Sunday, June 10, 2018
Auberon - Crossworld (2001)
I'd liken this to At the Gates, Darkane or Soilwork if it were infested with the sorts of chords and octave patterns that thrashers like Testament and Vicious Rumors used a lot on their later 80s and early 90s material. It's quite a cool match with the Lindberg-like snarls and punishing riffs that kick off cuts like "The Beast Within", one of the best songs here which perfectly executes what they are going for. They still implement the cleaner vocals to contrast against the savage rasping, but even there you get a slightly more affected, post-modern vibe. Truth to be told, I thought the aggressive vocals on this were actually much better than the debut...they seem better welded to these slightly less complex riffing patterns, to the point that you can make out more of their tortured imperfections and that enables them with a lot more staying power.

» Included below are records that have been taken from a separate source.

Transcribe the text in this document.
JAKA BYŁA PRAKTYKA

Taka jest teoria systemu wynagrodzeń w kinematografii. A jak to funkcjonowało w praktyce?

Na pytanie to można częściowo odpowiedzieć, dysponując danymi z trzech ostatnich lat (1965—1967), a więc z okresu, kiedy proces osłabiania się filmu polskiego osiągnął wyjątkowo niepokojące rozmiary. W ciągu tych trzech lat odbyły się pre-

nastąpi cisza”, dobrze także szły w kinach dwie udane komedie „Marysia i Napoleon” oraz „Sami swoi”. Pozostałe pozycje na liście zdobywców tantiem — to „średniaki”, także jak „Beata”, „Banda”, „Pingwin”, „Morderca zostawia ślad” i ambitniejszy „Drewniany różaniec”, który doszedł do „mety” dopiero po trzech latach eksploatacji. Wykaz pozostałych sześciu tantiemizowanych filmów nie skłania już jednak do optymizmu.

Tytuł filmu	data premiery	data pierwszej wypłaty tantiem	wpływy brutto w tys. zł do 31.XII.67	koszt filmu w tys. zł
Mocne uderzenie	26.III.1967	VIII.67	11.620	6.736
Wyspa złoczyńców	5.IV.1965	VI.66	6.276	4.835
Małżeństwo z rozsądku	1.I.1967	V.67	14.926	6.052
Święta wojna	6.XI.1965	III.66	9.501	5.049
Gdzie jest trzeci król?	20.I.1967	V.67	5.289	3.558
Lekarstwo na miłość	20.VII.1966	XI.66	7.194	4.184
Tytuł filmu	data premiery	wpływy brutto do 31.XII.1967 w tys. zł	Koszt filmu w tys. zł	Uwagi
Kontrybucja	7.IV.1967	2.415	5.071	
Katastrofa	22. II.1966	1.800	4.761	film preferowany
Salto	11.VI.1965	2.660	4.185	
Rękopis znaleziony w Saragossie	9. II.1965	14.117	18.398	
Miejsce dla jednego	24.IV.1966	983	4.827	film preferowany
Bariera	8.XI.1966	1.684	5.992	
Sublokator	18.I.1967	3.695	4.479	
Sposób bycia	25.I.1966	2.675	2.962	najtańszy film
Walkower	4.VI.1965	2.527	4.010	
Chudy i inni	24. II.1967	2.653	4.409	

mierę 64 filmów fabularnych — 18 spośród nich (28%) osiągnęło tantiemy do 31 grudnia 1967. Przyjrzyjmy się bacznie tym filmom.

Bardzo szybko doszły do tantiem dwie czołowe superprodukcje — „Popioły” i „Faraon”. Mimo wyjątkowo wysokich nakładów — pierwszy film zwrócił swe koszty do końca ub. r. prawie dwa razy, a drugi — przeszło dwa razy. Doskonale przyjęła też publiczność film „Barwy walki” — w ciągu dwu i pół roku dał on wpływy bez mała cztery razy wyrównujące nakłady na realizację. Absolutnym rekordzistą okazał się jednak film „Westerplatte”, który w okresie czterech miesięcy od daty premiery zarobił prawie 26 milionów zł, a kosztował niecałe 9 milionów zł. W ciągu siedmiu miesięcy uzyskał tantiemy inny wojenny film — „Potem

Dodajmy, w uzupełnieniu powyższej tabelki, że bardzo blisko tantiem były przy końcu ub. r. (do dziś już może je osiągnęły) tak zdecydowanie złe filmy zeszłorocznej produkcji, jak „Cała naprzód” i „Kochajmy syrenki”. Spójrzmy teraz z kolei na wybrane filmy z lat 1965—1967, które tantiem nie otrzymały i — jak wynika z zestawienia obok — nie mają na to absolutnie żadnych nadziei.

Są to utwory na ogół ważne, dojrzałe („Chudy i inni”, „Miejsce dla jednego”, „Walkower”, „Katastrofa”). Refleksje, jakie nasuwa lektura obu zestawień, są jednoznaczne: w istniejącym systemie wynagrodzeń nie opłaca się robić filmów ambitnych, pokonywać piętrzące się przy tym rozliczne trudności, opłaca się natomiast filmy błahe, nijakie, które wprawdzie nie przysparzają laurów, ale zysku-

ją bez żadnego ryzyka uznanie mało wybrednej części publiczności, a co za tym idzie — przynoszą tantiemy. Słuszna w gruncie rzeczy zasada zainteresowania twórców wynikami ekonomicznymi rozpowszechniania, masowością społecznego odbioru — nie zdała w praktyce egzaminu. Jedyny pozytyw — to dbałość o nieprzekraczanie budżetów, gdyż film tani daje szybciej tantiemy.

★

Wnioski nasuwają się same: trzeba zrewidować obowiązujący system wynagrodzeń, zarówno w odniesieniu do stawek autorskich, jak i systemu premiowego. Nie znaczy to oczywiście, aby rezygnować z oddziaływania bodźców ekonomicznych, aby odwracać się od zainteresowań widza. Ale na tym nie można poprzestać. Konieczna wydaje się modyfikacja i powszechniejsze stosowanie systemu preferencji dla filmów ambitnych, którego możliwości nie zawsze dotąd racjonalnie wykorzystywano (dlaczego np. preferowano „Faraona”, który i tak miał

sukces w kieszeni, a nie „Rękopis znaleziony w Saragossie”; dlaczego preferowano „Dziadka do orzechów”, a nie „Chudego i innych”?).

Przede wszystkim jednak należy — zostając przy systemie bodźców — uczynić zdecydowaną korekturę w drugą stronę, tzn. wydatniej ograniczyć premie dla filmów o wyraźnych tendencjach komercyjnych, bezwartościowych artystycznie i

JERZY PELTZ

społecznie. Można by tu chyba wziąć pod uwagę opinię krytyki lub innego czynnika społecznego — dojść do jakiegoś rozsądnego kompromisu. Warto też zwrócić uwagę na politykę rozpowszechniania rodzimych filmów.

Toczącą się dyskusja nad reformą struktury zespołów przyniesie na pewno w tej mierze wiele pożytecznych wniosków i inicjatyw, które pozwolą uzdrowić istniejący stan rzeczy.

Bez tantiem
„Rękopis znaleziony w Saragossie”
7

The album also goes for bigger, simpler, rocking rhythms that are checks in the bank for an audience interested in banging heads and bodies against one another. The drums are thundering, especially on the low end, and the album possesses an almost tireless energy about it which reminded me a lot of 'go for the throat' entries to this subgenre like Soilwork's Steelbath Suicide, Darkane's Rusted Angel or Sins of Omission's Flesh On Your Bones.
Considering when this album actually dropped, and that level of intensity they pull off, I was really surprised that this one didn't take in a much larger audience, but I think like a lot of the second or third tier Black Mark releases it lacked any amount of perceivable promotion. There are also a few issues I had with the production...for all the sleeker, bruising aesthetics it was intended for, some of the guitars seem a little too boxy and uneven, and the mix levels have actually given me more than one headache throughout the years. Not a deal breaker when you're searching for something to scratch this specific itch, or spent the six years before this blaring Slaughter of the Soul to all your DM-curious nu metal and metalcore friends, but I felt that A Tale of Black..., albeit more controlled, was the easier of the two albums to ingest. That said, if it were a fist fight, Crossworld would beat its elder sibling to a pasty red pulp; it's far more wild and testosterone driven, and even if the riffs are a little more pedestrian it just puts more punch behind them. So I like both albums, the debut just a fraction more, but if you're a fan of others I've listened in this review then it's worth tracking down.